Auto exporting osu!mania datasets to GitHub Actions using osu-data
Introduction
If you’ve attempted to use osu!’s database dump in data.ppy.sh, you may know that it takes some elbow-grease and sweaty hands to load in data locally. That’s the reason why I created osu-data, a Dockerized solution to load in your dataset through 2 commands:
pip install osu-data
osu-data -m mania -v top_1000 -ym YYYY_MM
Take a look at the article linked above if you want to know how osu-data
works. In this article, we’ll discuss how we automated the exporting the
dataset to GitHub Releases.
As an overview, this is our GitHub Action (job) at a high level.
sequenceDiagram
GitHub Actions ->>+ osu-data: Start osu-data (nohup)
GitHub Actions ->>+ osu-data: Health Check
osu-data --x- GitHub Actions: Not Ready
GitHub Actions ->>+ osu-data: Health Check
osu-data ->>- GitHub Actions: Ready
GitHub Actions ->>+ Python: Create Dataset Now
Python ->>+ osu-data: Retrieve Dataset
osu-data ->>- Python: Retrieve Data
Python ->>- GitHub Actions: Return Dataset
GitHub Actions ->>+ GitHub Releases: Create Release
GitHub Releases ->>- GitHub Actions: Done
osu-data ->>- GitHub Actions: Close
Memory Limited GitHub Action Runner
One of the surprising revelations was that this worked on the default free GitHub Actions runner. If one tries to run too big of a workload, they may face Error 143, indicating that the job was too “heavy” (it’s as vague as that).
I ran into that problem once during the project, I had to cut down many unnecessary columns, and reduce merging, we discuss how we reduced this computational load and resulting size in the next section
Optimizing Artifact Sizes
Never thought I’m using something I learnt from databases a few years ago.

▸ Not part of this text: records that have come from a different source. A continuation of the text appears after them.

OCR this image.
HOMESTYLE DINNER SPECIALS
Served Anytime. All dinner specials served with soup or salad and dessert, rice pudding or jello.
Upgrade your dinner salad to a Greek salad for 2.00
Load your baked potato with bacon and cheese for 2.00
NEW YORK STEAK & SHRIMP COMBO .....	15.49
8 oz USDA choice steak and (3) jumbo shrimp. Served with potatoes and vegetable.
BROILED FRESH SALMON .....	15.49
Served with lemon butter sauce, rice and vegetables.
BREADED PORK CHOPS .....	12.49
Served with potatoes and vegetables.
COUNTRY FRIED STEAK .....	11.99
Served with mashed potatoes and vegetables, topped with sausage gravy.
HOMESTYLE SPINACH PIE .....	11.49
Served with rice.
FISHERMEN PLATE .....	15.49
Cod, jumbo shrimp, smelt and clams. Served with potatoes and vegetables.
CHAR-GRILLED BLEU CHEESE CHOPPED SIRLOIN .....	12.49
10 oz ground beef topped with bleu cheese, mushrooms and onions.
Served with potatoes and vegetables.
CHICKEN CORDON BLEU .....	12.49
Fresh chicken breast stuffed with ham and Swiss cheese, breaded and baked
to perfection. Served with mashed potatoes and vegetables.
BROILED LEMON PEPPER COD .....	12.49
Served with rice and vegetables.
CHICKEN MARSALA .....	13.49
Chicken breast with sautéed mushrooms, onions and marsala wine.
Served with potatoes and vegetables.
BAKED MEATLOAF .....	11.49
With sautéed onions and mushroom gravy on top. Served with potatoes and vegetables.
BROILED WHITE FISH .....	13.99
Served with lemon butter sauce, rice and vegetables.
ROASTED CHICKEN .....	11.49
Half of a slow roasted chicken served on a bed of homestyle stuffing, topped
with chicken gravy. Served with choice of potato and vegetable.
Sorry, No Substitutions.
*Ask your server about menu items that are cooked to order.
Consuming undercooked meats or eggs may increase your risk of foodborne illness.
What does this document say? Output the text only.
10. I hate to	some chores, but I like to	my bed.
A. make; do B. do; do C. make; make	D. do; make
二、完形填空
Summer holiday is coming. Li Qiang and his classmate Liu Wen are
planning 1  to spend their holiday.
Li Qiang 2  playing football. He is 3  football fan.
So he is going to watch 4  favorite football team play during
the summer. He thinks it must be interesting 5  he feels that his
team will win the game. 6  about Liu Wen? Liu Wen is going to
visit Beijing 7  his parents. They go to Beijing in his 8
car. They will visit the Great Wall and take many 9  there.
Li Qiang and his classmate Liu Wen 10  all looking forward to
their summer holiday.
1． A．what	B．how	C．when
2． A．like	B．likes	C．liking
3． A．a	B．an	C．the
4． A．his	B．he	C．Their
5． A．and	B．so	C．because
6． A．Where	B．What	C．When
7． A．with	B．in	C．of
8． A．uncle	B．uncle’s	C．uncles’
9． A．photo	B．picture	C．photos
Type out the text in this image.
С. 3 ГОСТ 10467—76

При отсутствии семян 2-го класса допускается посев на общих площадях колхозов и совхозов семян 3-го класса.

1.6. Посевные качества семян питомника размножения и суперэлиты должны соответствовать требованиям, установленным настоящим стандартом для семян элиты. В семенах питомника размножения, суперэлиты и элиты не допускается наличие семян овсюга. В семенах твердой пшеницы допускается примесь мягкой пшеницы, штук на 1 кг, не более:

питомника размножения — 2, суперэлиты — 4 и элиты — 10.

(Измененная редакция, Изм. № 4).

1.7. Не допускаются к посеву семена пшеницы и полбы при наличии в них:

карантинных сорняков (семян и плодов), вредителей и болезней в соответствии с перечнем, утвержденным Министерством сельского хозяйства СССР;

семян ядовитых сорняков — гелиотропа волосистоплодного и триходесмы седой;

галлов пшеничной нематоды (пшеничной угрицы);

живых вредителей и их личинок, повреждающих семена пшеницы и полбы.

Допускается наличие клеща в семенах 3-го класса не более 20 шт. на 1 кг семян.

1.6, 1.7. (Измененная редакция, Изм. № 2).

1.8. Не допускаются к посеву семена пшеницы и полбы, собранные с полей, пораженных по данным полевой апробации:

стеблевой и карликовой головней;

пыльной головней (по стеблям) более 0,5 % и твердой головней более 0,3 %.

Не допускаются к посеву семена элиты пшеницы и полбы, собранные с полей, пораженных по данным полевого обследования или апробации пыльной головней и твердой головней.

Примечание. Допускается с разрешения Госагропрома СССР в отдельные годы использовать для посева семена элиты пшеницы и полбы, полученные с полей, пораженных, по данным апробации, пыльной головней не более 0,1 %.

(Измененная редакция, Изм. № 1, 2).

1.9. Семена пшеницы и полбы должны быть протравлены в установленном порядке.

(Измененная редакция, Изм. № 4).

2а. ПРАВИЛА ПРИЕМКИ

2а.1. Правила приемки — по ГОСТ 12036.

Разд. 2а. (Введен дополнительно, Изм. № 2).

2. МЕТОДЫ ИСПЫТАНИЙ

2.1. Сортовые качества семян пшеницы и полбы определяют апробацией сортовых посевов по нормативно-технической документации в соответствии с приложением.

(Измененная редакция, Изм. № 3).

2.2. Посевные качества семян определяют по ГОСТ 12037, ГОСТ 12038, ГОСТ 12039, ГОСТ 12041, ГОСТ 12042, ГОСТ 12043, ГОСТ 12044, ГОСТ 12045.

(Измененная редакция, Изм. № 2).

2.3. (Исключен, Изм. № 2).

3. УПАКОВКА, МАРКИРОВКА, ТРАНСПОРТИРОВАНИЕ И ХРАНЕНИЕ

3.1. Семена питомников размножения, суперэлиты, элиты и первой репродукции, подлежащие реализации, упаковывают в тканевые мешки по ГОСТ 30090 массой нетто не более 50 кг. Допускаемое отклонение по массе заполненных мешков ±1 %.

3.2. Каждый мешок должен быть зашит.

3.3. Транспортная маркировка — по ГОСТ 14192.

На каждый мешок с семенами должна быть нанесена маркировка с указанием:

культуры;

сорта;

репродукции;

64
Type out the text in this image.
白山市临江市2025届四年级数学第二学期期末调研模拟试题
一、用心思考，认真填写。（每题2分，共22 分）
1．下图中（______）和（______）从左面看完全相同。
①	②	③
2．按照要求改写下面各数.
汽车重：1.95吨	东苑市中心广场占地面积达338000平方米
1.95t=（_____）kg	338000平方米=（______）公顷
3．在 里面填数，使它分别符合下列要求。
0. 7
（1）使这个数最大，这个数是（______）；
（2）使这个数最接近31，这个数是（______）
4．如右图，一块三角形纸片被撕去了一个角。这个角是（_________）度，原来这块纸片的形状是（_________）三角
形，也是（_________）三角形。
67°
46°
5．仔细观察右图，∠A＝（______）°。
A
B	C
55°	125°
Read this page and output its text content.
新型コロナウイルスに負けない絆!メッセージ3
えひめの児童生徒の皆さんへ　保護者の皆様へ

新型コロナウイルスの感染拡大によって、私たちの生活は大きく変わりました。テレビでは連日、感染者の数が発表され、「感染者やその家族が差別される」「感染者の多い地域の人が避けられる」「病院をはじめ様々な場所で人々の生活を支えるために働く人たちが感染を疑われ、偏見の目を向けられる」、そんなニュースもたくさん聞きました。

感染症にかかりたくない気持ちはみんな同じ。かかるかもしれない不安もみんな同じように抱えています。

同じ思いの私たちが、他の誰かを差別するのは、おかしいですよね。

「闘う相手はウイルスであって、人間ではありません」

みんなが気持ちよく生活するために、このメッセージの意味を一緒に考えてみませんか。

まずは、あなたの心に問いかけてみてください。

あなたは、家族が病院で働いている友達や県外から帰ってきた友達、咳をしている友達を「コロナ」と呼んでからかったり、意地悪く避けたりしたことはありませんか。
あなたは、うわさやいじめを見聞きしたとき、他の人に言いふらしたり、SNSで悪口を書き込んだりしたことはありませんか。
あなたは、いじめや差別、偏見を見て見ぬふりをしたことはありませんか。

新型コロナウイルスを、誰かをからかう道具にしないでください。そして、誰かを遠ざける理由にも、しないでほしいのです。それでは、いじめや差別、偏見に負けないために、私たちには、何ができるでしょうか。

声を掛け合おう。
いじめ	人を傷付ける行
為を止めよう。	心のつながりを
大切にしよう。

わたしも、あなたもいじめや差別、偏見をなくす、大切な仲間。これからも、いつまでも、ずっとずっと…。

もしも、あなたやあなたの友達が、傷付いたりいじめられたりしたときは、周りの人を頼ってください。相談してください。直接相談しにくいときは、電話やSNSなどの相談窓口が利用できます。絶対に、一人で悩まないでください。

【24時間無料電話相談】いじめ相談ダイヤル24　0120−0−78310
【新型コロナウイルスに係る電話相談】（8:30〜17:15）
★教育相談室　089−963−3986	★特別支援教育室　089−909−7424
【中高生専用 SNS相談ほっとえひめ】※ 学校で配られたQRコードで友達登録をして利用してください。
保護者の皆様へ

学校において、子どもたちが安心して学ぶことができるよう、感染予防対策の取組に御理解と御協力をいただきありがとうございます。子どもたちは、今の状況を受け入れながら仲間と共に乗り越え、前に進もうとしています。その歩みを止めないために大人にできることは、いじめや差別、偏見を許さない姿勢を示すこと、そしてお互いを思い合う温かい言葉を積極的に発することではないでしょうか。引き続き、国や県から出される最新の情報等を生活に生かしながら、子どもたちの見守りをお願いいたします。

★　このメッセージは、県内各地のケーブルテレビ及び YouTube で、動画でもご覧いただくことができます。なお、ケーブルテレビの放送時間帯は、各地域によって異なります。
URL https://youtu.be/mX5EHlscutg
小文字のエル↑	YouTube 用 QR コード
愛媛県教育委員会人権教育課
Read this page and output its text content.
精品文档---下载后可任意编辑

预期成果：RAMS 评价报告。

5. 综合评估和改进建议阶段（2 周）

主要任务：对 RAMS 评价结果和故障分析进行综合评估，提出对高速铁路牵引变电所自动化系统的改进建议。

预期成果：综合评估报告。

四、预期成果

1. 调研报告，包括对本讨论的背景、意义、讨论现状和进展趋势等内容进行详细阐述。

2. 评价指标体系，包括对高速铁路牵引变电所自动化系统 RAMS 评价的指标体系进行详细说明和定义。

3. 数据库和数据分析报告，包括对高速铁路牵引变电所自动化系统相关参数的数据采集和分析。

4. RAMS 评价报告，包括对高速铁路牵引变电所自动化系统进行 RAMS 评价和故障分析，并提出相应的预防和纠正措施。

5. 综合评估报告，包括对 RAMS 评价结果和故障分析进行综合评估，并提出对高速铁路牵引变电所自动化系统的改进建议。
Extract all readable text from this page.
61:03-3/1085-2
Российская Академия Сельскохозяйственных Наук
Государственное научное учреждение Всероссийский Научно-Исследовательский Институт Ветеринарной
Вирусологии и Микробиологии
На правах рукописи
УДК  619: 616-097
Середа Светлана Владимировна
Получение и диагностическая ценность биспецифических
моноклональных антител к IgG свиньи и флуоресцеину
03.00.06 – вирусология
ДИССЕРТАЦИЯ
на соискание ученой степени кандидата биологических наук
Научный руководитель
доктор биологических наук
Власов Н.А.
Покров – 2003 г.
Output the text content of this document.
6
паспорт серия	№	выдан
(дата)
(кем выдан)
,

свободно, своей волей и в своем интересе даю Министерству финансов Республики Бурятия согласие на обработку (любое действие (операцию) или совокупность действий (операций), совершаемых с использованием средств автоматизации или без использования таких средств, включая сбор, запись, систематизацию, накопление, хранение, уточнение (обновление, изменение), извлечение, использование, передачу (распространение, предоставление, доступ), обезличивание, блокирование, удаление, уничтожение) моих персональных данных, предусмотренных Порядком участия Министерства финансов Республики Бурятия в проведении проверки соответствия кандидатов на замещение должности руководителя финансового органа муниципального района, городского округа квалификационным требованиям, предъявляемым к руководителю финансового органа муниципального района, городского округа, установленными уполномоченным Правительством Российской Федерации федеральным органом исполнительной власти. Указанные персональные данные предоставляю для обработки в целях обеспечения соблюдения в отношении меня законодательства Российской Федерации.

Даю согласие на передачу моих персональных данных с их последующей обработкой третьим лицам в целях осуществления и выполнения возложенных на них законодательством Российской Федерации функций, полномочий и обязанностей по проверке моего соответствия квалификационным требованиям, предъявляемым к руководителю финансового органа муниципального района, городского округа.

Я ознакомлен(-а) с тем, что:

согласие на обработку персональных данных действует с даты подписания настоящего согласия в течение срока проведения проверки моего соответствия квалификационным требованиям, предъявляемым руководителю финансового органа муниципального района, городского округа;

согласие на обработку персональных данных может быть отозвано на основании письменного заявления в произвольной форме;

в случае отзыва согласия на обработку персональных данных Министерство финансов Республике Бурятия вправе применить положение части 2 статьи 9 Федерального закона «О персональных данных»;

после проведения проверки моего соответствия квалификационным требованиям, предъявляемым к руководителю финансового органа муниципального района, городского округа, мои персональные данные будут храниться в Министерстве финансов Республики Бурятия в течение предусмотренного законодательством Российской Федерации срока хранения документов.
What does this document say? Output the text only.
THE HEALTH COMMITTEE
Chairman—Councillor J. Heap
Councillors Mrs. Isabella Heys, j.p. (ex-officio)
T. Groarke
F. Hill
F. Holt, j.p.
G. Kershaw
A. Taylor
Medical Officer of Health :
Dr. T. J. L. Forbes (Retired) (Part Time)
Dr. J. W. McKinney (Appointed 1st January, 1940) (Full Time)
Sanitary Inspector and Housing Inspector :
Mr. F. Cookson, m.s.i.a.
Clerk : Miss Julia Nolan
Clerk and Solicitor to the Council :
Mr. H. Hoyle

One of the key considerations of creating the dataset is if I should create the dataset like:
Schematic A
score.csv
Map ID | Map Name | Map Speed | Player ID | Player Name | Player Year | Accuracy |
---|---|---|---|---|---|---|
1234 | A - B (C) | DT | 2345 | Alice | 2000 | 99.83 |
Or…
Schematic B
score.csv
Map ID | Map Speed | Player ID | Player Year | Accuracy |
---|---|---|---|---|
1234 | DT | 2345 | 2000 | 99.83 |
map_metadata.csv
Map ID | Map Name |
---|---|
1234 | A - B (C) |
player_metadata.csv
Player ID | Player Name |
---|---|
2345 | Alice |
If our goal is to
- reduce computation, we choose A
- reduce size, we choose B
Notice that if we had 2 scores on the same map,
- Schematic A
score.csv
would have to repeat the entire Map ID & Name - Schematic B
score.csv
only repeats the Map ID
This is because Map ID and Map Name are One-to-One coupled together, in other words, the ID implies the Map Name, and vice versa (usually). Thus, it’s redundant to include both columns! In database theory, we call this optimization normalization, and this phenomenon, Data Redundancy.
This doesn’t mean that Schematic A is useless though, if you rarely encounter this redundancy, it may not be worth it to split it out at all.